Dawon Kahng (May 4, 1931 – May 13, 1992) was a Korean-American electrical engineer known for his work at Solid-State Electronics.

Dawon was born on May 4, 1931 in Seoul, South Korea. He studied Physics at Seoul National University, Seoul, South Korea, and emigrated to the United States in 1955 to attend Ohio State University, where he received a doctorate in physics.
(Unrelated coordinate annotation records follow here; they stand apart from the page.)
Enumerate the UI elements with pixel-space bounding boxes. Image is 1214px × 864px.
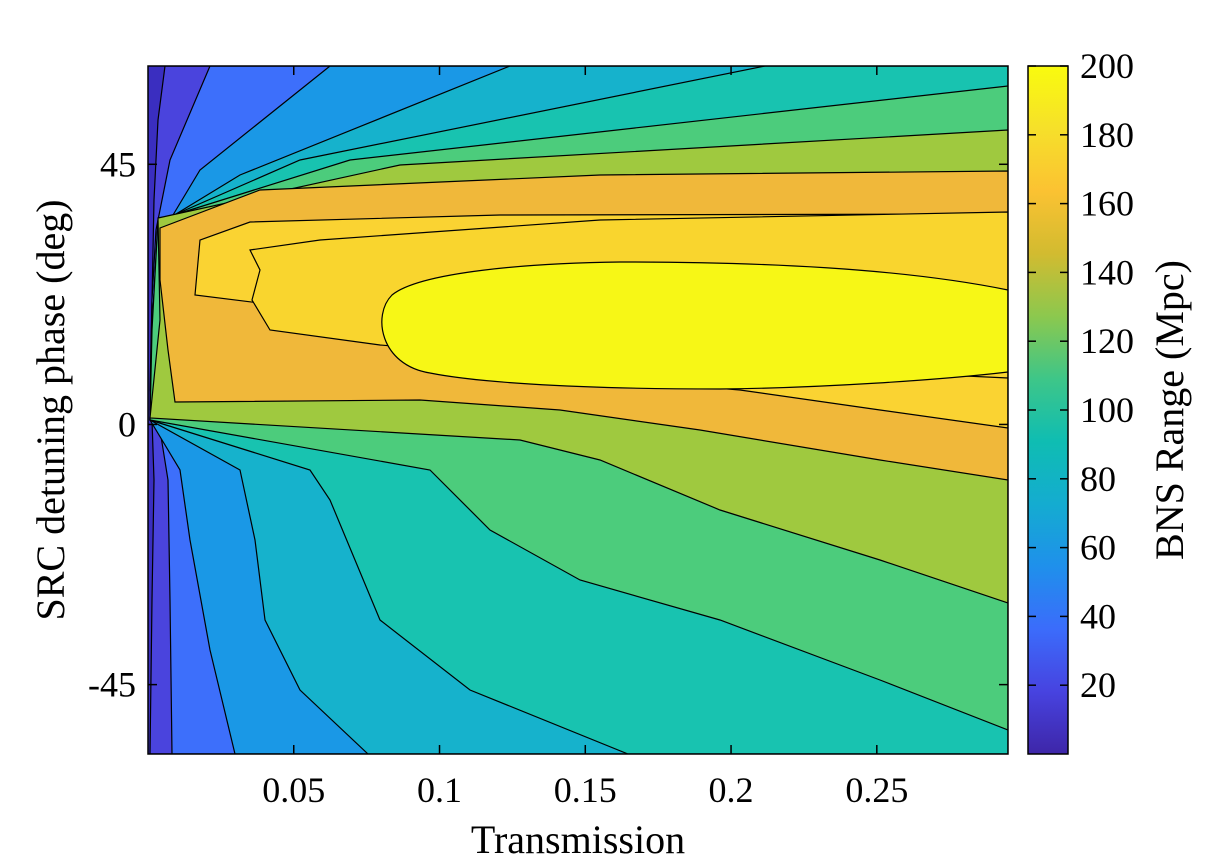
x-tick-label: 0.1 — [417, 770, 462, 810]
colorbar-tick-label: 200 — [1080, 46, 1134, 86]
colorbar-ticks: 20 40 60 80 100 120 140 160 180 200 — [1028, 46, 1134, 705]
x-tick-label: 0.25 — [845, 770, 908, 810]
colorbar-tick-label: 160 — [1080, 184, 1134, 224]
colorbar-tick-label: 20 — [1080, 665, 1116, 705]
colorbar-label: BNS Range (Mpc) — [1147, 260, 1192, 560]
colorbar-tick-label: 180 — [1080, 115, 1134, 155]
x-tick-label: 0.05 — [262, 770, 325, 810]
plot-area — [148, 66, 1008, 754]
y-tick-label: 0 — [118, 404, 136, 444]
x-tick-label: 0.15 — [554, 770, 617, 810]
colorbar-tick-label: 140 — [1080, 252, 1134, 292]
plot-frame — [147, 65, 1009, 755]
y-axis: 45 0 -45 — [88, 144, 1008, 705]
x-axis-label: Transmission — [471, 817, 685, 862]
colorbar-tick-label: 120 — [1080, 321, 1134, 361]
colorbar-tick-label: 60 — [1080, 528, 1116, 568]
colorbar: 20 40 60 80 100 120 140 160 180 200 — [1027, 46, 1134, 755]
colorbar-tick-label: 40 — [1080, 596, 1116, 636]
y-tick-label: 45 — [100, 144, 136, 184]
y-axis-label: SRC detuning phase (deg) — [28, 199, 73, 620]
y-tick-label: -45 — [88, 665, 136, 705]
colorbar-tick-label: 80 — [1080, 459, 1116, 499]
x-tick-label: 0.2 — [709, 770, 754, 810]
region-above-180 — [381, 261, 1008, 390]
x-axis: 0.05 0.1 0.15 0.2 0.25 — [262, 66, 908, 810]
colorbar-tick-label: 100 — [1080, 390, 1134, 430]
He was a researcher at Bell Telephone Laboratories in Murray Hill, New Jersey and he invented MOSFET (Metal Oxide Semiconductor Field-Effect Transistor), which is the basic element in most of today's electronic equipment, with Martin M Atalla in 1959.[3] Along with his colleague Simon Sze, he also invented the floating gate memory cell, the foundation for many forms of semiconductor memory devices. He also conducted research on high frequency Schottky diodes, ferro-electric semiconductors, and luminous materials, and made important contributions to the field of electroluminescence. He also invented Floating Gate non-volatile semiconductor memory in 1967.

After retiring from Bell Laboratories, he became the founding president of the NEC Research Institute in New Jersey. He was a fellow of the IEEE and a fellow of the Bell Laboratories. He was also a recipient of the Stuart Ballantine Medal of the Franklin Institute and the Distinguished Alummus Award of the Ohio State University College of Engineering. He died of complications following emergency surgery for a ruptured aortic aneurysm in 1992.[4]